Construct Validity (umbrella term): Degree to which a test truly measures the theoretical construct.
- Convergent Validity: Correlates with established measures of same construct.
- Predictive Validity: Forecasts future behaviours/abilities.

Design Validity

Internal Validity: Confidence that DV changes are caused by IV manipulation; requires control of extraneous factors.
External Validity: Generalisability of findings beyond sample/setting.

The Trade-Off

High internal validity often uses tight lab control → may sacrifice realism.
High external validity (field settings) → harder to rule out confounds.

Reliability

Definition

Consistency or repeatability of a measurement.
A measure can be reliable but not valid, yet cannot be valid without being reliable.

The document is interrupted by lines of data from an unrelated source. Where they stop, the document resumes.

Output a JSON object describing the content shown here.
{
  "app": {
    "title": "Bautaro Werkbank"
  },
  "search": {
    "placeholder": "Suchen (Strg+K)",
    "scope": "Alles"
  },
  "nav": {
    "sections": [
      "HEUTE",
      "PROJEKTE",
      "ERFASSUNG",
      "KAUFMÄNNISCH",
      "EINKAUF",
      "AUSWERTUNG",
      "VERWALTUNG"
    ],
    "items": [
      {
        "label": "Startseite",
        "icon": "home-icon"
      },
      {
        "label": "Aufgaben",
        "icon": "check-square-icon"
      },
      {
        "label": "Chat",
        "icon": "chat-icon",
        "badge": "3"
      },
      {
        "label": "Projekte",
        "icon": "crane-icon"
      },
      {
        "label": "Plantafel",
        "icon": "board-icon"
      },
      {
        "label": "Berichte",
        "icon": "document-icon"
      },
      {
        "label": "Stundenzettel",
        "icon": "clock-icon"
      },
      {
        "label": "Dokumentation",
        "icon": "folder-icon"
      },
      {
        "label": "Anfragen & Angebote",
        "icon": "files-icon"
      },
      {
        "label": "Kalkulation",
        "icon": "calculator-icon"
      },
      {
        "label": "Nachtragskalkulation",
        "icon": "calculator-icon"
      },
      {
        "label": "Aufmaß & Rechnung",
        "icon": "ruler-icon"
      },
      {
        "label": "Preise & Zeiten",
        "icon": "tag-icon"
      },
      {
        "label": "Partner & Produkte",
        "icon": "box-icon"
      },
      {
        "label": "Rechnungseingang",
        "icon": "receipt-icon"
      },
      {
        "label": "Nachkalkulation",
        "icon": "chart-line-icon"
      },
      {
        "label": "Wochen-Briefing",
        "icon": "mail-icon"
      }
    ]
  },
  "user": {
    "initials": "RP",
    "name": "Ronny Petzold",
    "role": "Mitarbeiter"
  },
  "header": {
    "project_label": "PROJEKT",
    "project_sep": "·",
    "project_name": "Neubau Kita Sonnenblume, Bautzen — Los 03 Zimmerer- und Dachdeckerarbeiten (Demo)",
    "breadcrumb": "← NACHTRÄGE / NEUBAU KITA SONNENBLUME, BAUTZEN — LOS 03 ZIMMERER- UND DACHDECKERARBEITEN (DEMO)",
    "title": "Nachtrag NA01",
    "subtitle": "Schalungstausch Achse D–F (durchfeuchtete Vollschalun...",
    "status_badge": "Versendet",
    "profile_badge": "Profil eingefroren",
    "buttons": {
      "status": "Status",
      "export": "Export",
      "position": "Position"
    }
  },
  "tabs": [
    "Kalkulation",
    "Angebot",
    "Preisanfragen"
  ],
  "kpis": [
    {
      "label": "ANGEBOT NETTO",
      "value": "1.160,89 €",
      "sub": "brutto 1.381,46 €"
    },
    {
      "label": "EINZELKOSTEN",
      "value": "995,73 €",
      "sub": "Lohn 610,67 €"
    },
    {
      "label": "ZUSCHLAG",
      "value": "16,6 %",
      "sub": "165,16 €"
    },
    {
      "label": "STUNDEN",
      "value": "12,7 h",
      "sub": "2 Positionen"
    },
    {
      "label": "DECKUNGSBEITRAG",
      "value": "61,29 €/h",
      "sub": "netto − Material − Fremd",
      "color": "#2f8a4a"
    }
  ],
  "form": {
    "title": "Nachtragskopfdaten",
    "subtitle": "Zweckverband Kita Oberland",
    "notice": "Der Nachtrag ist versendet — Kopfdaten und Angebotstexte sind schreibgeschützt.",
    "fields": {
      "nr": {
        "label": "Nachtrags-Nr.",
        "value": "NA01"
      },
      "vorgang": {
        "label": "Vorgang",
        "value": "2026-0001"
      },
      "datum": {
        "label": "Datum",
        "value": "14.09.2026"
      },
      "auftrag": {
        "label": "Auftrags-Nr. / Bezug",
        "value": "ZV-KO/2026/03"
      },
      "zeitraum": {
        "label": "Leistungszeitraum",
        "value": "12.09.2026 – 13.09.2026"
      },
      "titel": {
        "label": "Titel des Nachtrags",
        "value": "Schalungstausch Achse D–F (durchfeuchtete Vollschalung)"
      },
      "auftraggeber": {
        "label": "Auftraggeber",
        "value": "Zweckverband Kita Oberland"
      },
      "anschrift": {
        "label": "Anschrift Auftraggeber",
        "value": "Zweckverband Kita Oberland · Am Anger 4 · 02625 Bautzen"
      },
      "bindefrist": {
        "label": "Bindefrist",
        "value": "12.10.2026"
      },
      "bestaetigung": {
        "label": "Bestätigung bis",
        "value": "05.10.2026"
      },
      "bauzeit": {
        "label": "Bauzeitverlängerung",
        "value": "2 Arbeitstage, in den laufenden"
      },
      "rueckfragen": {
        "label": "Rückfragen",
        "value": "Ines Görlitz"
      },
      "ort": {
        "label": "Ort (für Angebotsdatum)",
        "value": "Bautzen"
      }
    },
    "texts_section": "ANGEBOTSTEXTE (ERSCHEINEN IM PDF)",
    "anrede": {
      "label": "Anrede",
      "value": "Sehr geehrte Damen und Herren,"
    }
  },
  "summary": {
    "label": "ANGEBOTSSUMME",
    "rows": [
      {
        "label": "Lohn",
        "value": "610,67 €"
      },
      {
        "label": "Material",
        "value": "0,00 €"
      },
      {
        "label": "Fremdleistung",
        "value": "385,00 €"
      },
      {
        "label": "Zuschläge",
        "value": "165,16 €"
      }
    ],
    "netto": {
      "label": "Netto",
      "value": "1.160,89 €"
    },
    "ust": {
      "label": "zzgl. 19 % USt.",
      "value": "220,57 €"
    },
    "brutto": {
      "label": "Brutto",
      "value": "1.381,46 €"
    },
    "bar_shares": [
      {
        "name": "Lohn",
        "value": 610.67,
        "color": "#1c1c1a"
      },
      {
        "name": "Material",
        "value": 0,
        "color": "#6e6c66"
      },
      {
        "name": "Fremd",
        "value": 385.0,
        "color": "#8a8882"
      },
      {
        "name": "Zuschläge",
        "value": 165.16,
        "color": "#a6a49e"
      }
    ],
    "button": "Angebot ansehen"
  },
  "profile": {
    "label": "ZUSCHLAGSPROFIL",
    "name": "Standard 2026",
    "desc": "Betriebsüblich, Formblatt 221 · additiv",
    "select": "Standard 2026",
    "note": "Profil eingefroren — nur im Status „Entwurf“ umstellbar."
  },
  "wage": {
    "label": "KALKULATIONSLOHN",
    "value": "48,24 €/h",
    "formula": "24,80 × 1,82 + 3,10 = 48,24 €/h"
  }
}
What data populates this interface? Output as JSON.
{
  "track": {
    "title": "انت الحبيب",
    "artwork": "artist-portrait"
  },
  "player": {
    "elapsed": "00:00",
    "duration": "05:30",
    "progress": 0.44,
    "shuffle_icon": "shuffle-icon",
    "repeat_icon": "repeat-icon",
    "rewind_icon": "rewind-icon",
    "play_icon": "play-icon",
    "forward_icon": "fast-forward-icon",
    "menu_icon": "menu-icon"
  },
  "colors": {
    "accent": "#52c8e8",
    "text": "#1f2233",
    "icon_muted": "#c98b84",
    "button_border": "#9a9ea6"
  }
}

Measurement Error Conceptualised

$\text{Observed Score} = \text{True Score} + \text{Error}$

Greater error → lower reliability.

Scale Example

True weight $=70.0\,\text{kg}$ .
Readings: $69.5$ , $70.3$ , $69.8$ indicate small random error.

Assessing Reliability

Test–Retest Reliability: Correlation between scores at Time 1 and Time 2.
Internal Consistency
• Split-Half: Correlate odd vs even items.
• Cronbach’s $\alpha$ / McDonald’s $\omega$ : Average inter-item correlation—most widely reported.

Measurement in Experimental Research

Objective Quantification

Assign numbers or categories systematically to represent constructs.

Direct Measurement

Concrete variables: height, weight, speed.

Indirect (Psychometric) Measurement

Abstract constructs: stress, depression, coping; rely on questionnaires, ratings, behavioural indices.

Variables & Levels of Measurement

Discrete vs Continuous

Discrete Quantitative (Counts): Whole numbers (e.g., goals scored).
Qualitative/Categorical: Labels (gender, ethnicity) – numbers are mere codes.
Continuous Quantitative (Measures): Infinite gradations (height, reaction time).

Rule of Thumb: Counting → discrete, measuring → continuous.

Four Measurement Scales

Level	Key Properties	Can Order?	Equal Gaps?	True Zero?	Examples
Nominal	Categories only	No	No	No	Eye colour, gender
Ordinal	Rank order	Yes	No	No	Race placement, Likert satisfaction
Interval	Equal intervals	Yes	Yes	No	$^{\circ}\text{C}$ , IQ
Ratio	Interval + true zero	Yes	Yes	Yes	Height, age, reaction time

SPSS merges Interval and Ratio into a single “Scale” variable type because analyses treat them similarly.

No Scale is “Better”

Choice depends on research design and operational definition.

Ethical, Practical & Real-World Connections

Ethical guidance (APA 7th ed.) underpins report writing, citation, and study conduct.
Understanding validity/reliability ensures fair assessment in applied settings (clinical, educational, organisational).
Differentiating correlation from causation prevents harmful policy decisions based on spurious links (e.g., violent games legislation).

Numerical & Statistical References

Assessment weighting: $2 \times 25\% \text{ (Tests)} + 2 \times 25\% \text{ (Lab Reports)} = 100\%$ .
Reliability coefficients: Cronbach’s $\alpha$ , McDonald’s $\omega$ (interpretation guidelines: $\ge 0.70$ acceptable, $\ge 0.80$ good, $\ge 0.90$ excellent).